The European Commission, the executive body of the European Union, approved a long-considered, sweeping new revision to Europe’s copyright laws last week, according to The Hollywood Reporter, a new “directive” that would hold online platforms—such as Facebook, YouTube or Twitter—responsible for copyright violations by users who upload material to the sites.

The vote among EU member nations was not unanimous, however. The United Kingdom and France were among the 19 countries who backed the new copyright legislation, according to the BBC. But Poland, Italy, Finland, Sweden, Luxembourg and the Netherlands all voted against new law, on the grounds that the law’s requirements, while supposedly designed to protect copyright holders, will in fact lead to widespread internet censorship. 

The European Parliament passed the new copyright directive last September, and at that time critics warned that the law could “break the internet,” as AVN.com reported, by requiring content platforms to deploy “upload filters,” that is, algorithms designed to autmotically detect copyright-violating content.

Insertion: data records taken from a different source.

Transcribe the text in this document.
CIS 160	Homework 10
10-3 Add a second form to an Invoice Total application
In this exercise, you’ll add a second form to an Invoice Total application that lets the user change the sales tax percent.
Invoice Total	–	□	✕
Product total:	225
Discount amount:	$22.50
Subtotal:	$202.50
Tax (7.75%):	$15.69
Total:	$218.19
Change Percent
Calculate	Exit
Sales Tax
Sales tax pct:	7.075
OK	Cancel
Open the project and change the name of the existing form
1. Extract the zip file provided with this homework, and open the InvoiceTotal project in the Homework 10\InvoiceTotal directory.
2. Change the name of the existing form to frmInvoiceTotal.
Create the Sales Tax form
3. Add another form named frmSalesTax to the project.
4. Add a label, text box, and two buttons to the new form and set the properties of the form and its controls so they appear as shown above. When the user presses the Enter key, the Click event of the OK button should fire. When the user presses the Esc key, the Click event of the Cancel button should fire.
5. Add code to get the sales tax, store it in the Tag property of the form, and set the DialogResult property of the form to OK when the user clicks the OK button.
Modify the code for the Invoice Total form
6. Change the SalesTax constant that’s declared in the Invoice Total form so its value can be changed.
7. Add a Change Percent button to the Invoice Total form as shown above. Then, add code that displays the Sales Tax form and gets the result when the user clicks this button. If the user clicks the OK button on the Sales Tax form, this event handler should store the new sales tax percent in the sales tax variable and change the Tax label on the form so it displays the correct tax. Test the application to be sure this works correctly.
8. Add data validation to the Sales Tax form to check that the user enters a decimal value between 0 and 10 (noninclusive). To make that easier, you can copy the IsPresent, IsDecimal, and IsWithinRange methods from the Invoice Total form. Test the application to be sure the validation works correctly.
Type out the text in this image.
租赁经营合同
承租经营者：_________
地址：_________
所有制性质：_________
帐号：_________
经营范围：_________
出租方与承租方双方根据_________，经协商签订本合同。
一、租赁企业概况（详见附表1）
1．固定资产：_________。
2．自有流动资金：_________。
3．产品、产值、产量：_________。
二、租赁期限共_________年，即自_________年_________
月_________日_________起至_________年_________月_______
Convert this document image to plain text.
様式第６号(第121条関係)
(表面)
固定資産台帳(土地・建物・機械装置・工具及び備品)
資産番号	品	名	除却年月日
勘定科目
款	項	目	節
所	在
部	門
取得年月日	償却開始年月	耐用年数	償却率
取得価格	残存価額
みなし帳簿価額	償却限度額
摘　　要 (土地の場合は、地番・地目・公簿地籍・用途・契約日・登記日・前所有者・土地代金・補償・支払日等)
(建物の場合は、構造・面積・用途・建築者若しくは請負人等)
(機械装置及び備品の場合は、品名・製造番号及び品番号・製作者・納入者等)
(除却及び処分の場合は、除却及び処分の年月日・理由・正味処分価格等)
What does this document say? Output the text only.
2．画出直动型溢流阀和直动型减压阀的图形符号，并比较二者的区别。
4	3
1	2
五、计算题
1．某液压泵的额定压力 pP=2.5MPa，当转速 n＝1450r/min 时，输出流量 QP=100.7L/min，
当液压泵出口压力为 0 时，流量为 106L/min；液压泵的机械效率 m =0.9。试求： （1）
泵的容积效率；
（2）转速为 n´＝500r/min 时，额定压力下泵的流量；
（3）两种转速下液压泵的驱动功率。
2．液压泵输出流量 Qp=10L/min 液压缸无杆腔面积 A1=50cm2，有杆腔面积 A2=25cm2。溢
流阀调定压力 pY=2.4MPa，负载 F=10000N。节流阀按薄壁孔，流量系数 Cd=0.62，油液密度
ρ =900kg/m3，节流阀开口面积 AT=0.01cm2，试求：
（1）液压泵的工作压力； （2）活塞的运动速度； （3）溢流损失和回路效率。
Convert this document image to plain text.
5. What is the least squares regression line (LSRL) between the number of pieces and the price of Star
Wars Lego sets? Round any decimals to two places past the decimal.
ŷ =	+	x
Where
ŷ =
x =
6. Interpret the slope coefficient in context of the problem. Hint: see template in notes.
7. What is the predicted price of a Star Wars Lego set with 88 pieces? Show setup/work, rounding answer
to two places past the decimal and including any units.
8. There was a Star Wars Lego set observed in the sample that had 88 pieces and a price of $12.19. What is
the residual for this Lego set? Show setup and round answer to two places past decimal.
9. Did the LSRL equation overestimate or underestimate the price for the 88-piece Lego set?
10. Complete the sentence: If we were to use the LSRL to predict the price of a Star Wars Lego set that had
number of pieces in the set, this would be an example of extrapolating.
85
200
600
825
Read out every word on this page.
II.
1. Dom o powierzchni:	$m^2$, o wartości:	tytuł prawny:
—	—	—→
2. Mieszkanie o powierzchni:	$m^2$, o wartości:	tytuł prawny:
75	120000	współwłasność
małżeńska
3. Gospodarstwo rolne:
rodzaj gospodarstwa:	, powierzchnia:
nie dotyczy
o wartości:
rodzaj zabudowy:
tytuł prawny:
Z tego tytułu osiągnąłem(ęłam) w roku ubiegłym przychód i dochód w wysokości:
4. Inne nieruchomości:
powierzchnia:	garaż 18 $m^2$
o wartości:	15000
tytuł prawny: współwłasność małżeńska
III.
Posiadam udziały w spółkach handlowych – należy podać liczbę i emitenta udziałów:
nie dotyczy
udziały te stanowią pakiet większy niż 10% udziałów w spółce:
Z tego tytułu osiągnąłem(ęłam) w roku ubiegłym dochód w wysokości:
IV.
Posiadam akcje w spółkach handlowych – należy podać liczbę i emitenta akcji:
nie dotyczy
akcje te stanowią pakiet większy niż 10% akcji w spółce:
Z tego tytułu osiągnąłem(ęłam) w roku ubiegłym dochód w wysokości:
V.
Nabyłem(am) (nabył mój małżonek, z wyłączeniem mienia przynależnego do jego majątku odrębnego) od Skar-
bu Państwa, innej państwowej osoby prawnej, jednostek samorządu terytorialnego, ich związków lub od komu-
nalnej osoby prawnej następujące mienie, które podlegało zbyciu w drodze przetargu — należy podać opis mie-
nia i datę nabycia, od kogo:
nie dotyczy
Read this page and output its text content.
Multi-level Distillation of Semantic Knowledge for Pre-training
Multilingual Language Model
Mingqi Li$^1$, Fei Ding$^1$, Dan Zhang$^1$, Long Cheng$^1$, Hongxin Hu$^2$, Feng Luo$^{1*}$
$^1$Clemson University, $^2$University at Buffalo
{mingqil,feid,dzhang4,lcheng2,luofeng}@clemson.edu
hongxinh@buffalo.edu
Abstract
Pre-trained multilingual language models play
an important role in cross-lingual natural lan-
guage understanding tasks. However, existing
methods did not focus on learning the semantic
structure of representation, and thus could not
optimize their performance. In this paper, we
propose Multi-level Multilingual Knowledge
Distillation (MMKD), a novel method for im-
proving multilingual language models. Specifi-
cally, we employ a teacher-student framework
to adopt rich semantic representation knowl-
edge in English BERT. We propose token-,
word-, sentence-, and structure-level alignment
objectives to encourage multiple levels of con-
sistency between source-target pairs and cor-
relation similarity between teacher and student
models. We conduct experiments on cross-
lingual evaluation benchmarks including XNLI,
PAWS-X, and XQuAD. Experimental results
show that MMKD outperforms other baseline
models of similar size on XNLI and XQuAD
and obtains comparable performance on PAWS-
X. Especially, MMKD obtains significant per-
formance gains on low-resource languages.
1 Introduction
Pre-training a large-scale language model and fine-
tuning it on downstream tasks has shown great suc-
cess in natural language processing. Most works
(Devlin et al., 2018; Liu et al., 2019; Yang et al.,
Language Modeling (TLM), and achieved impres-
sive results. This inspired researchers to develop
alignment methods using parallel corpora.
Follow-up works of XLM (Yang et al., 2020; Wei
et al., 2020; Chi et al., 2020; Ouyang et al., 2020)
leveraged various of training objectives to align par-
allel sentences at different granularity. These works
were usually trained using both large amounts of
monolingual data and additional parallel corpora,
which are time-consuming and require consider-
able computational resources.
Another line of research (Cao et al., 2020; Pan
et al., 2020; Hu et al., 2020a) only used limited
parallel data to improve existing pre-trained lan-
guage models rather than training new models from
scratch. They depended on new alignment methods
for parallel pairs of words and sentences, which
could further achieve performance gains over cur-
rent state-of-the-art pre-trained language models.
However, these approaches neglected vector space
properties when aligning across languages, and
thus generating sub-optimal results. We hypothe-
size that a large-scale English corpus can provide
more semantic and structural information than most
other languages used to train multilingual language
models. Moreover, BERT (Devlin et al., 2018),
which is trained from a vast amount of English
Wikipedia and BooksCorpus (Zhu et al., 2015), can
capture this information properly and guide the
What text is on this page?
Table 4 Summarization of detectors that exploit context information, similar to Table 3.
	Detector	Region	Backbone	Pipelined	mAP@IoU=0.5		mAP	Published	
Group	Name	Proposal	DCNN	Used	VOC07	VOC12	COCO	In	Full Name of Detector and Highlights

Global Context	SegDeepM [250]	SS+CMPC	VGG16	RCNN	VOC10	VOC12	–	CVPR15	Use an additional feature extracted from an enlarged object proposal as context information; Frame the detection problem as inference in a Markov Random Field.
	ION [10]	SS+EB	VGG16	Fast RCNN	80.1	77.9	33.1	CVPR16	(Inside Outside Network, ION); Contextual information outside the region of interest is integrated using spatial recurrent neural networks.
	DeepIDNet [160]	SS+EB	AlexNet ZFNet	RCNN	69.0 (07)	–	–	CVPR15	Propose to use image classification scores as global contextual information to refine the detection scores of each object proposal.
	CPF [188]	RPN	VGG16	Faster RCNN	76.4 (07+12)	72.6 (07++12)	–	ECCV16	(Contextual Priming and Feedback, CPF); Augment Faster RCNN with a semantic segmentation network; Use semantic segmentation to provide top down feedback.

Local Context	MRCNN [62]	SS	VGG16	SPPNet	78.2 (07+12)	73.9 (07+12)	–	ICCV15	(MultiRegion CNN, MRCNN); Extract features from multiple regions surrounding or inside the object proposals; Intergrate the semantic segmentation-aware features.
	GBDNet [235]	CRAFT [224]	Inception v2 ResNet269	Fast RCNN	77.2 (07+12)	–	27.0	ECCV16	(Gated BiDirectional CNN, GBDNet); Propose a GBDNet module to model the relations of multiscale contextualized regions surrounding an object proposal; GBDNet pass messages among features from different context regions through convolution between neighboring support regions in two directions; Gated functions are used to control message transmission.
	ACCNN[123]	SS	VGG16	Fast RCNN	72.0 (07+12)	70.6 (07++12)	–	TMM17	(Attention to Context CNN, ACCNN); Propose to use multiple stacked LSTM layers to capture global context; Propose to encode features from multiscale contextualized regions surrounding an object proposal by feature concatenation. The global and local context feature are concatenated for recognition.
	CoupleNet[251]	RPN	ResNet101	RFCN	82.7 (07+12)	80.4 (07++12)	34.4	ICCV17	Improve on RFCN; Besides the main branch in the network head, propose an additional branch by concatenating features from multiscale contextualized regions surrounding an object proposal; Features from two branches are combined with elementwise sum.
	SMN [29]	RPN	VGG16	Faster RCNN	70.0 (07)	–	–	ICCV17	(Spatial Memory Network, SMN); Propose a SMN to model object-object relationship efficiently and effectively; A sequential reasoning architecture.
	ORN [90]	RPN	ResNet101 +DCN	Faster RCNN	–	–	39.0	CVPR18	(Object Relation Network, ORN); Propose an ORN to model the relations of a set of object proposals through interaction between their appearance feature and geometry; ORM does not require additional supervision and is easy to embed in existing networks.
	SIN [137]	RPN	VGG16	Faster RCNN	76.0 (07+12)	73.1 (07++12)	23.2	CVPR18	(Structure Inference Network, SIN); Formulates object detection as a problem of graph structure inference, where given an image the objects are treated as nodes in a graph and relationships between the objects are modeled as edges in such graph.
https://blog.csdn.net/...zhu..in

But those filters are notoriously unreliable, and can be used to block any type of content. As the tech culture site BoingBoing reported, last week the document storage site Scribd—which voluntarily uses the copyright upload filters—mass-deleted copies of the Mueller Report which users had uplaoded to the site.

The report of findings by Russian investigation Special Counsel Robert Mueller is a government document, paid for by United States taxpayers, and as a result is in the public domain. There is no copyright on the report to filter.

A spokesperson for the Scribd site later said that the mass error was triggered by a book publisher who uploaded a copy of the Mueller Report—causing the algorithm to “believe” that the report was owned by the publisher, and automatically deleting 32 other uploaded copies, according to Quartz

Quartz writer David Yanofsky said that the mass takedown of the Mueller Report—which Scribd has since corrected, restoring the deleted files—is “a taste of what’s to come with the EU’s views on copyright enforcement.” 

“Public domain and other legal uses of work get blocked or taken down by an unaccountable system of corporate dragnets based on code so poorly written and algorithms so poorly trained that it mistakes the most talked-about and most widely shared public-domain documents for copyrighted works,” Yanofsky wrote.